- Born: 13 February 1961 (age 65)
- Origin: Mumbai, Maharashtra, India
- Genres: Hindustani classical music, jazz fusion
- Occupation: Tabla player
- Instruments: Tabla, Kanjira
- Member of: Mynta

= Fazal Qureshi =

Indian tabla player (born 1961)

Fazal Qureshi (born 13 February 1961) is an Indian tabla player.

==Early life and career==
Born to tabla player Ustad Allah Rakha in Mumbai, India. Under the guidance of his father and guru, with the inspiration drawn from his elder brother, Ustad Zakir Hussain, (9 March 1951 15 December 2024), "who was like a 'chhatt (roof)' to both younger brothers", he has also become a tabla player.

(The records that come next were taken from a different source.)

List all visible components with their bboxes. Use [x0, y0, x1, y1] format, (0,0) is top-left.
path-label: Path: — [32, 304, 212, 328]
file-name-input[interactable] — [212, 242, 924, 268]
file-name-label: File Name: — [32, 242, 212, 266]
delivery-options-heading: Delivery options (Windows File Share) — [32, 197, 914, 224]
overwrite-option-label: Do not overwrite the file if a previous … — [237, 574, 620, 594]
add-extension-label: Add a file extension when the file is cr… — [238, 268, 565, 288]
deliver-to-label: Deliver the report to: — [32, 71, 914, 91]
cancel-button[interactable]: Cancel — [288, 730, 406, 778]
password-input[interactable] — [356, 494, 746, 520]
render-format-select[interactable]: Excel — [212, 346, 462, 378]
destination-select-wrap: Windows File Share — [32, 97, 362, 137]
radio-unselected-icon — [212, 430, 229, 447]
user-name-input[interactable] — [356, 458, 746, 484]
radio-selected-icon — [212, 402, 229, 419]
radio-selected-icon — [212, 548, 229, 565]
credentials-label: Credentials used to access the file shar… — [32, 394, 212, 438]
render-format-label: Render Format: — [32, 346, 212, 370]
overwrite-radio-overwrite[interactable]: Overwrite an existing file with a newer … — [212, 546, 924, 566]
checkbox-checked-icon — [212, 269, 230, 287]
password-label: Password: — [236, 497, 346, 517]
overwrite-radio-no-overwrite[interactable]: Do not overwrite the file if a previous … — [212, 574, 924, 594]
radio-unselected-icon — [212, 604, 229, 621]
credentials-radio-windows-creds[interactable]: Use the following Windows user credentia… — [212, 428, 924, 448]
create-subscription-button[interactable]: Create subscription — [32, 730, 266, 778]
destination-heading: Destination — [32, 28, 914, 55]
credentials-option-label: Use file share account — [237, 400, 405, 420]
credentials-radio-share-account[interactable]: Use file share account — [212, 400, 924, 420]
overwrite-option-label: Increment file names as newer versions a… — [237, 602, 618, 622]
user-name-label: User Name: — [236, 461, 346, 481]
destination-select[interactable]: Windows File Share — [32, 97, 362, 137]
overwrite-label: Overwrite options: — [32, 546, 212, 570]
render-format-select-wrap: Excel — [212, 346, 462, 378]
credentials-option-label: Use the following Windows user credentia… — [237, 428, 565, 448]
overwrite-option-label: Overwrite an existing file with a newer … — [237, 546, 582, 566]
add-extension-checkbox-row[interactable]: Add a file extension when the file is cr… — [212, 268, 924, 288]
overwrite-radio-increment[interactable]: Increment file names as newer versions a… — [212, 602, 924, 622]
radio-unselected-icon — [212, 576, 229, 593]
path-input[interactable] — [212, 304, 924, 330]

Fazal Qureshi started learning tabla from his father, Alla Rakha, at age 15 or 14. The father, Ustad Alla Rakha had such a busy professional schedule, the two younger brothers of Zakir Hussain mostly depended on him to learn much of their tabla-playing techniques from him. Both younger brothers now miss his support very much. Fazal Qureshi has expanded his horizons by being involved with other styles of music of the world especially jazz and western classical music, and has performed with many well-known jazz musicians. For the last 16 years, he has been associated with Mynta, his world music band based in Sweden. They have performed all over the world and have released six albums.

He teaches tabla to students in the Ustad Alla Rakha Institute of Music near Shivaji Park, Dadar, Mumbai. This institute, now run by Fazal Qureshi in 2019, was launched by Alla Rakha himself in 1985.

== Personal life ==
Fazal is married to Birwa, an interior designer from school of interior design, CEPT UNI, and a folk dancer. They have a daughter, Alia, who is studying ballet, and a son, Azann, who is learning piano.